Offers of Tax Refunds
Scammers may contact you claiming that you are due a tax refund and ask for your bank details to process the payment. HMRC will never offer a tax refund by email or text message.
As with the previous advice, call HMRC direct on one of the numbers from their contact page, or get in touch with us.
Spelling & Grammar
Many of these scammers are off-shore, and English is not their first language. Look for spelling and grammar mistakes in the email, letter or text message you receive.
Also, look at the type of language being used. HMRC write in a very particular style, and you will likely notice a difference in the way the correspondence has been written.
Sometimes this can be perfect though, so don’t use this as your only guide.
Whilst scammers may have your name, business name and address, it is unlikely that they have much more than this.
HMRC will often include things such as your unique tax reference and other key identifiers that the scammers would not have access to.
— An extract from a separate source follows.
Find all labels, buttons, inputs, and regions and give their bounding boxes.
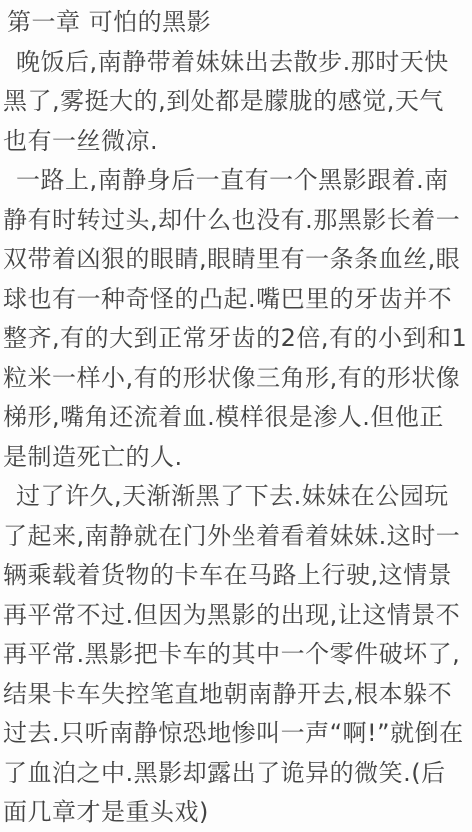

If the correspondence is lacking this detail, treat it with extra caution.
Email ‘From’ Field
When scammers send an email, they can dictate who appears in the ‘From’ field to make it look like it’s from HMRC. However, with most email clients, you can click on this to reveal the actual address. If it is a scammer, these will often appear as unusual addresses and not from a .gov.uk domain.
Always check what the sender’s actual email address is.
What to Do
If you suspect that you have received an HMRC scam, you can report it to HMRC by forwarding the email or text message to firstname.lastname@example.org. Please also feel free to let us know so that we can warn our clients.
You should also contact your bank or credit card provider immediately if you have provided any payment details to the scammer.